Red Hat Bugzilla – Bug 182970
slab leaking (bio and biovec-1)
Last modified: 2015-01-04 17:25:31 EST
Description of problem: After a few days slab allocation is 750MB and still increasing. Most of it is in bio and biovec-1 Version-Release number of selected component (if applicable): at least from 2.6.14-1.1773_FC5 up to kernel-2.6.15-1.1955_FC5 Additional info: My system is on logical volumes on the top of MD RAID1 arrays including the swap. I'll attach the list of loaded modules and a dump of both meminfo and slabinfo.
Created attachment 125207 [details] list of loaded modules
Created attachment 125208 [details] /proc/meminfo
Created attachment 125209 [details] /proc/slabinfo
*** Bug 183017 has been marked as a duplicate of this bug. ***
FYI, to do some testing, I upgrade FC5-test to vanilla kernel 2.6.16-rc4 and the problem remains. Then downgraded to vanilla kernel 2.6.14.7 and the problems disappeared. So perhaps is a problem with bio on mainstream kernel?
of course 2.6.14.7 doesn't work well on FC5 (mainly for a newer udev). I did some tests on 2.6.15-rcX kernels, and found out that until 2.6.15-rc5 all is ok, the things break on 2.6.15-rc6. Hope this can be useful.
This patch: commit 3795bb0fc52fe2af2749f3ad2185cb9c90871ef8 Author: NeilBrown <neilb@suse.de> Date: Mon Dec 12 02:39:16 2005 -0800 [PATCH] md: fix a use-after-free bug in raid1 Who would submit code with a FIXME like that in it !!!! Signed-off-by: Neil Brown <neilb@suse.de> Signed-off-by: Andrew Morton <akpm@osdl.org> Signed-off-by: Linus Torvalds <torvalds@osdl.org> Causes the problem. I think this now should go to kernel developers. The patch correctly release the bio later in the function (before was freed and then used), but adds a IF(blah==NULL) to fire the bio_put ... I'm by no means a kernel expert, but why the IF is needed?
The bio_put after the if statement doesn't look bad. You want to do it in the cases where the command "r1_bio->bios[mirror] = NULL;" was called previously. I believe the problem maybe due an exit point prior to the bio_put. Here's the piece of code: if (test_bit(R1BIO_BarrierRetry, &r1_bio->state)) { reschedule_retry(r1_bio); /* Don't dec_pending yet, we want to hold * the reference over the retry */ return 0; } A bio_put (with the test?) may be needed just before return. I'll give it a try tonight.
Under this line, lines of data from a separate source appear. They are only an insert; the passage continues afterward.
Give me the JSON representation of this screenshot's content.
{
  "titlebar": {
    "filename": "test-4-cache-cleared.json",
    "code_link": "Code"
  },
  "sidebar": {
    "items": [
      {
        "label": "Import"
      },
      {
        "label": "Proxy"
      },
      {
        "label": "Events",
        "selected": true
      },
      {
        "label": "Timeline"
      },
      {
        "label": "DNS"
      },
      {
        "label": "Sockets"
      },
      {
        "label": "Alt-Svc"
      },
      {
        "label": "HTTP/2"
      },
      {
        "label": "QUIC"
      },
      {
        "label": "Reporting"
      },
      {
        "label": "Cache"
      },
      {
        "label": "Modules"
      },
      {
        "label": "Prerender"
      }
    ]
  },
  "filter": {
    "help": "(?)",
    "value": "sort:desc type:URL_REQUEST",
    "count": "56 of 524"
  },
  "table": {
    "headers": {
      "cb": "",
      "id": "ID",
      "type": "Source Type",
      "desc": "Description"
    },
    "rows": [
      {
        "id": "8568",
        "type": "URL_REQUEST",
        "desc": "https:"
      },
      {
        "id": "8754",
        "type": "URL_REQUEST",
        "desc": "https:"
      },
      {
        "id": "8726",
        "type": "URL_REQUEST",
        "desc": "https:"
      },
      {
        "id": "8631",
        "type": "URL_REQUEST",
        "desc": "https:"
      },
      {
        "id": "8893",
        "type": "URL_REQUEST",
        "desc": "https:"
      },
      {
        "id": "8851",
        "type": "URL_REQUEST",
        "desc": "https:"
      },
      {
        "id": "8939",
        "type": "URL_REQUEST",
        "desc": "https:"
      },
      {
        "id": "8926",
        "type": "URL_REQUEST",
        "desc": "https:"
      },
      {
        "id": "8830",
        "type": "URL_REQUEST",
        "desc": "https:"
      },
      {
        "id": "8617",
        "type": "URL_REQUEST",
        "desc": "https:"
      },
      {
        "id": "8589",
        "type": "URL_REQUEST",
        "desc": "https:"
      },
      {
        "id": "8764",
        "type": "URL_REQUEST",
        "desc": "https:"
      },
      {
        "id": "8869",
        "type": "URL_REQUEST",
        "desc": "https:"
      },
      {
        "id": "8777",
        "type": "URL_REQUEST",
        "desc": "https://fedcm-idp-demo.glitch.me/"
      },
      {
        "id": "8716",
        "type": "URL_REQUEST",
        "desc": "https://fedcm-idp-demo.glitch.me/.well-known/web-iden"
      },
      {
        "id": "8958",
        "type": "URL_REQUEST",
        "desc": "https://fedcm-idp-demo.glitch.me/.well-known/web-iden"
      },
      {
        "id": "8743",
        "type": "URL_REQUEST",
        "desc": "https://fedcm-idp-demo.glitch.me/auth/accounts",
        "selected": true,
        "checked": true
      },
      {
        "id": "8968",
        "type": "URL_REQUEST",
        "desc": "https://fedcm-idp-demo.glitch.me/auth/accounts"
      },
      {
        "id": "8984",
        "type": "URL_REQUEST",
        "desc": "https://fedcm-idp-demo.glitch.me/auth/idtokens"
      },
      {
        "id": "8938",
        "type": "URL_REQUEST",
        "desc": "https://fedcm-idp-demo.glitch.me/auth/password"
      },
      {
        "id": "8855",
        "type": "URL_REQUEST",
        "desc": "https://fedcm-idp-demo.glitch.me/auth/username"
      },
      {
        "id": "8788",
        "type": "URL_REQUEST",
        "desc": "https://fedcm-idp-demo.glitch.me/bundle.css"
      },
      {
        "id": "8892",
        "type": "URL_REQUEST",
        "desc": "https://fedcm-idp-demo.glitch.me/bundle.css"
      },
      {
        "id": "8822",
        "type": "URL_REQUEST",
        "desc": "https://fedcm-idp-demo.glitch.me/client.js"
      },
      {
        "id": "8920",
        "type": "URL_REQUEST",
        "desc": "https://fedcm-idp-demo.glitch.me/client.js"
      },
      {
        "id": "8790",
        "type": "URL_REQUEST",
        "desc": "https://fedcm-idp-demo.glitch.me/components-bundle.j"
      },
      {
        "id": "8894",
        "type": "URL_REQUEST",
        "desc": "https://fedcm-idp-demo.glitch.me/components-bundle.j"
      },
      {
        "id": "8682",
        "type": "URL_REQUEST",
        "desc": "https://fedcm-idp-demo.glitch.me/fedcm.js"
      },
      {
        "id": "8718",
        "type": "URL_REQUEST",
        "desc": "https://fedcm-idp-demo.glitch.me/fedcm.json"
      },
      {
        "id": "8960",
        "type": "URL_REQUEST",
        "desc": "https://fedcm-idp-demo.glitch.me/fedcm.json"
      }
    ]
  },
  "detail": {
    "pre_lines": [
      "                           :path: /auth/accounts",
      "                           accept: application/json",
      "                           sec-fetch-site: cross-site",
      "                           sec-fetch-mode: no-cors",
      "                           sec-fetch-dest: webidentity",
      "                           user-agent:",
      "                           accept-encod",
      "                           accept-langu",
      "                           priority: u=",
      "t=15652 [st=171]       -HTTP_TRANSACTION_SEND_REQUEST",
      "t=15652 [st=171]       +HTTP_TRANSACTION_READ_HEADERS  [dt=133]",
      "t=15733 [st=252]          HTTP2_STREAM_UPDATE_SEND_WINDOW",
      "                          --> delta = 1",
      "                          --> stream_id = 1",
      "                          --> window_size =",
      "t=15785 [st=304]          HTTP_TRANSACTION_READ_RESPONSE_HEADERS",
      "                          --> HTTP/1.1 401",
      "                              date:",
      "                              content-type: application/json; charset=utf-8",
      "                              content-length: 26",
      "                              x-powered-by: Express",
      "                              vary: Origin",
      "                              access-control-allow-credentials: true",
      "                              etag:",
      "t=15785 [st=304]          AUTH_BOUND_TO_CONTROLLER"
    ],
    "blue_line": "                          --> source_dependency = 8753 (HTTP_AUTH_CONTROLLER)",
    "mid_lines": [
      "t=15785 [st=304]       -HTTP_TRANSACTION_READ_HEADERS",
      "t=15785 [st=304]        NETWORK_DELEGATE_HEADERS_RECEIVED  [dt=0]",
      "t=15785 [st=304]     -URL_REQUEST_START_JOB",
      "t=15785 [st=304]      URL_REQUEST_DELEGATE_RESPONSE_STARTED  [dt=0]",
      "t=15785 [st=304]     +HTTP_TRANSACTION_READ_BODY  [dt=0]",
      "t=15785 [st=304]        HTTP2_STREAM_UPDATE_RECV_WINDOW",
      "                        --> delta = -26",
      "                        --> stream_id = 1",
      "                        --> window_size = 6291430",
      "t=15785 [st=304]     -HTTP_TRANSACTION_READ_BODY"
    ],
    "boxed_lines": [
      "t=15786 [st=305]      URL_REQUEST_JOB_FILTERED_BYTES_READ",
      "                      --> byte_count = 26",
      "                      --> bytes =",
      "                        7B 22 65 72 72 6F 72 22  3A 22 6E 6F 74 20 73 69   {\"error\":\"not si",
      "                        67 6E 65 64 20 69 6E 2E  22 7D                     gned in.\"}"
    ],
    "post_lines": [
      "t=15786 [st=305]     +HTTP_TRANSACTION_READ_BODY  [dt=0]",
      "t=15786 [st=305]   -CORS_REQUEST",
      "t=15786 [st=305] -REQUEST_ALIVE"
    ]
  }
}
mmmh so why previously wasn't done? I mean, previously bio_put was called and the bio used again, so they simply moved bio_put after bios usage (use after free problem). But why they added the IF? what if the statement != NULL ? bio_put is never called... so slab leaking. I rebuilt latest 2.6.15 kernel, just deleting the if statement, and the machine seems to not have a single problem right now. but again, I'm not a kernel expert, so perhaps the If is right but some other cases must be considered.
should be fixed in tomorrows rawhide. (Grab it early from http://people.redhat.com/davej/kernels/Fedora/devel)
*** Bug 183555 has been marked as a duplicate of this bug. ***
It is definitely fixed in 2008, but today's rawhide still has 1996.